Lux banks $50M as it readies new drug launch
Lux Biosciences announced this morning that it has wrapped a $50 million Series B, and the CEO says much of that money will be used to launch its first ophthalmic drug as early as mid-2010.
Lux has several eye therapies in its pipeline, but the primary focus right now is on Luveniq, says CEO Ulrich Grau.
"It's our key product," says Grau. "We reported successful Phase III data from two trials and we are targeting submission (to the FDA) for late December in the U.S. and in Europe in early 2010." If Lux is granted a priority review, he added, the Jersey City, NJ-based developer could see an FDA approval next summer.
Luveniq is designed to target uveitis--an autoimmune disease resulting in chronic inflammation of the eye--in patients who are not responsive to topical steroids, adds Grau. And the CEO says that a sales force of about 30 could successfully market the drug in the U.S., making it likely that Lux will retain the sole rights to the drug, which it obtained in a licensing deal with Isotechnika.
"These are patients treated by uveitis specialists," says Grau. "The current treatment protocol is corticosteroids," and bringing bring them down to less than 10 milligrams a day is usually done with the experimental use of immunosuppressants.
Luvenig, he says, is a first-in-class therapy which researchers demonstrated could be used to taper the use of steroids to 5 milligrams a day, a vital issue for patients who face a potential loss of vision that takes a significant amount of time to recover from.
The developer raised the money from HBM Bioventures, Novo A/S, Prospect Venture Partners and SV Life Sciences (SVLS), as well as SVLS' publicly traded fund, International Biotechnology Trust. The financing, says Grau, will provide funds for Lux Biosciences until late in 2010.

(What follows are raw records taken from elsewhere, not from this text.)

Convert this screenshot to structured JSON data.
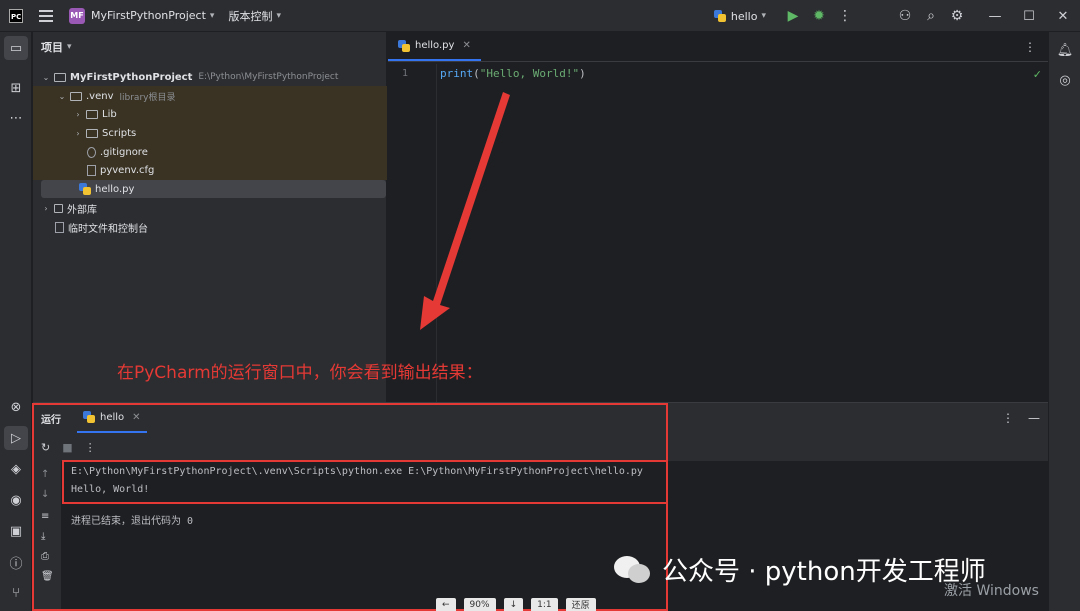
{
  "titlebar": {
    "project_badge": "MF",
    "project_name": "MyFirstPythonProject",
    "vcs_label": "版本控制",
    "run_config": "hello"
  },
  "project_panel": {
    "title": "项目",
    "root": {
      "name": "MyFirstPythonProject",
      "path": "E:\\Python\\MyFirstPythonProject"
    },
    "venv": {
      "name": ".venv",
      "hint": "library根目录"
    },
    "items": [
      {
        "label": "Lib"
      },
      {
        "label": "Scripts"
      },
      {
        "label": ".gitignore"
      },
      {
        "label": "pyvenv.cfg"
      },
      {
        "label": "hello.py"
      },
      {
        "label": "外部库"
      },
      {
        "label": "临时文件和控制台"
      }
    ]
  },
  "editor": {
    "tab_label": "hello.py",
    "line_number": "1",
    "code_fn": "print",
    "code_open": "(",
    "code_str": "\"Hello, World!\"",
    "code_close": ")"
  },
  "annotation": "在PyCharm的运行窗口中，你会看到输出结果：",
  "run_panel": {
    "title": "运行",
    "tab_label": "hello",
    "command": "E:\\Python\\MyFirstPythonProject\\.venv\\Scripts\\python.exe E:\\Python\\MyFirstPythonProject\\hello.py",
    "output": "Hello, World!",
    "exit_message": "进程已结束，退出代码为 0"
  },
  "overlay": {
    "watermark": "公众号 · python开发工程师",
    "activate": "激活 Windows",
    "zoom_buttons": [
      "←",
      "90%",
      "↓",
      "1:1",
      "还原"
    ]
  },
  "colors": {
    "accent": "#3574f0",
    "annotation_red": "#e53935",
    "run_green": "#5fb865",
    "venv_highlight": "#3a3324"
  }
}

Lux released data from three clinical trials for LX211.
"The available results from the Luminate program demonstrate that Luveniq, if approved, can play a significant role in the treatment of inflammation in certain forms of sight-threatening uveitis," said Eddy Anglade, M.D., Lux Biosciences' chief medical officer. "A significant unmet therapeutic need exists for an approved agent which is not a corticosteroid and allows sparing of those drugs to reduce their associated, serious side effects."
"From the beginning, we believed that Lux Biosciences had great programs that together made a compelling investment case in the ophthalmology field, which we felt was ripe for the development and commercialization of important new therapeutics," said Lutz Giebel, Ph.D., a managing partner at SVLS.
Grau says that it's possible that Lux may sign on partners to market the drug outside of the U.S., but he's quick to note that other countries would also require only a small sales force. And even though Lux is still small, with only 23 staffers, there are still ways for a semi-virtual company to use contract sales groups to market a drug.
Beyond the Series B, Grau adds that really anything is possible for Lux, including a potential IPO or M&A deal. But that's something that only the future will tell. In the meantime, Lux is also pursuing other drug programs.
Its LX201 program is centered on a silicone implant that provides sustained release of cyclosporine A locally to the eye over the course of one year. LX201 is implanted episclerally--beneath the connective tissue covering the white of the eye. The implant is being developed clinically for the prevention of rejection in corneal transplantation.
LX214 is a proprietary topical formulation of voclosporin that has been developed for ophthalmic use in collaboration with the University of Missouri at Kansas City. In late September Luz reported that a Phase I trial of the therapy in 30 healthy volunteers showed LX214 to be well tolerated at the two doses studied, with safety and tolerability measurements indistinguishable from placebo.